Sometimes I immediately like a place, or don’t. As a travel writer I’m supposed to have informed reasons for my judgements, but the reality is sometimes I simply fall in love (or hate) at first sight, and that happened with Estonia, an infatuation that grew and grew over my week there.

I liked Estonia from my first minutes in the country, despite it starting off so badly, because getting to Tallinn was far harder than it should have been, the result of a missed connection and an airline that provided absolutely no support. My plan of arriving, by a relaxing ferry from Helsinki was replaced, at considerable out-of-pocket expense, by a last-second flight from Copenhagen, surrounded by a boisterous group of French friends, all in matching bucket hats, on a bacchanalian excursion they were pre-gaming, one festive shout of “Putain!” and “Cul sec!” at a time.

Once off the airplane, everything began to change. At the information booth, I asked the affable woman if I could directly walk from the terminal into town, without the bus, and after a back-and-forth in which she expressed some confusion, not because of language issues but because of my American abruptness, she finally said, “It seems you certainly want to do that, so of course you should do that.”

I did that, and while there wasn’t any single thing along the four miles I could point to that warmed my heart, my heart warmed. I like uncomplicated low-stress cities, and that is what Tallinn is, but as I found out once I settled in, with a lot of physical beauty, and cultural richness.

It certainly helped I was seeing Tallinn at its best, a few days from Jaanipäev, when the summer light stretches over eighteen hours, almost never extinguishing, the horizon glowing like a nightlight even at two a.m. The days are long, the atmosphere enchanting, and you feel as if you’re wrapped in a soft blanket of crepuscular light.

That first night, stupefied from a day of sleepless travel, I sat at an outdoor cafe, eating a plate of pelmeni, drinking mugs of pilsner, wrapped in that light and a blanket, on the edge of “old town”, watching the youth of Estonia, recently paroled into recess from ten months of schooling. A continuous two month recess that, given the absence of night, becomes a single long play date — of rambunctious scampering about for the pre-teens, graduating to a focus on courting for the teens, the boys all with the same atrocious broccoli haircut, trying to impress the girls, all with faces painted to play grown-up.

The cafe I chose was Russian, built around nostalgia for the 1980 Olympics, which Tallinn played a minor role in, as the venue for the sailing events, and that first night, I began to glimpse the storm beneath Estonia’s calm. The 1980 Olympics is the most PR-friendly marketing for their Russian past. A soft blanket of nostalgia to try and mute the brutal reality of invasions, rule, and totalitarian authoritarianism.
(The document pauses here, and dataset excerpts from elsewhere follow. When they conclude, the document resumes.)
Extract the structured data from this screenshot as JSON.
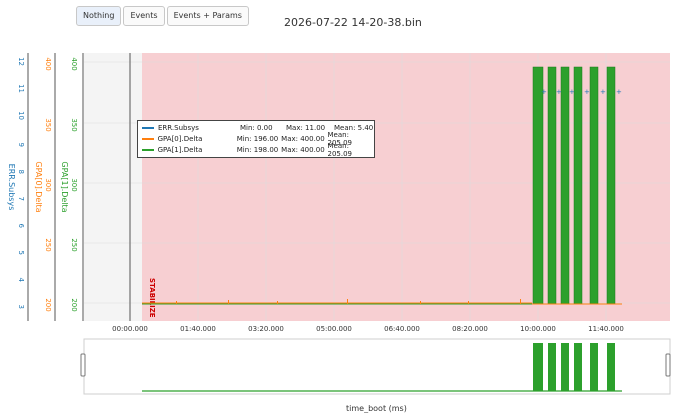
{
  "toolbar": {
    "buttons": [
      {
        "label": "Nothing",
        "active": true
      },
      {
        "label": "Events",
        "active": false
      },
      {
        "label": "Events + Params",
        "active": false
      }
    ]
  },
  "title": "2026-07-22 14-20-38.bin",
  "marker_label": "STABILIZE",
  "axes": {
    "err": {
      "label": "ERR.Subsys",
      "ticks": [
        "12",
        "11",
        "10",
        "9",
        "8",
        "7",
        "6",
        "5",
        "4",
        "3"
      ],
      "color": "#1f77b4"
    },
    "gpa0": {
      "label": "GPA[0].Delta",
      "ticks": [
        "400",
        "350",
        "300",
        "250",
        "200"
      ],
      "color": "#ff7f0e"
    },
    "gpa1": {
      "label": "GPA[1].Delta",
      "ticks": [
        "400",
        "350",
        "300",
        "250",
        "200"
      ],
      "color": "#2ca02c"
    },
    "x": {
      "label": "time_boot (ms)",
      "ticks": [
        "00:00.000",
        "01:40.000",
        "03:20.000",
        "05:00.000",
        "06:40.000",
        "08:20.000",
        "10:00.000",
        "11:40.000"
      ]
    }
  },
  "legend": [
    {
      "name": "ERR.Subsys",
      "min": "Min: 0.00",
      "max": "Max: 11.00",
      "mean": "Mean: 5.40",
      "color": "#1f77b4"
    },
    {
      "name": "GPA[0].Delta",
      "min": "Min: 196.00",
      "max": "Max: 400.00",
      "mean": "Mean: 205.09",
      "color": "#ff7f0e"
    },
    {
      "name": "GPA[1].Delta",
      "min": "Min: 198.00",
      "max": "Max: 400.00",
      "mean": "Mean: 205.09",
      "color": "#2ca02c"
    }
  ],
  "colors": {
    "mode_region": "#f7cfd2",
    "marker": "#cc0000"
  }
}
And present, because modern Estonia is still close to twenty-five percent ethnic Russian, and that sits uneasily with what it means to be a citizen of Estonia, a country forged by that exact desire, to finally be free of an oppressor, to celebrate Estonianism, a distinct, genuine, and rich culture with a thousand-year lineage, but one pockmarked by centuries of outside rule, by the Swedes, Germans, Russians.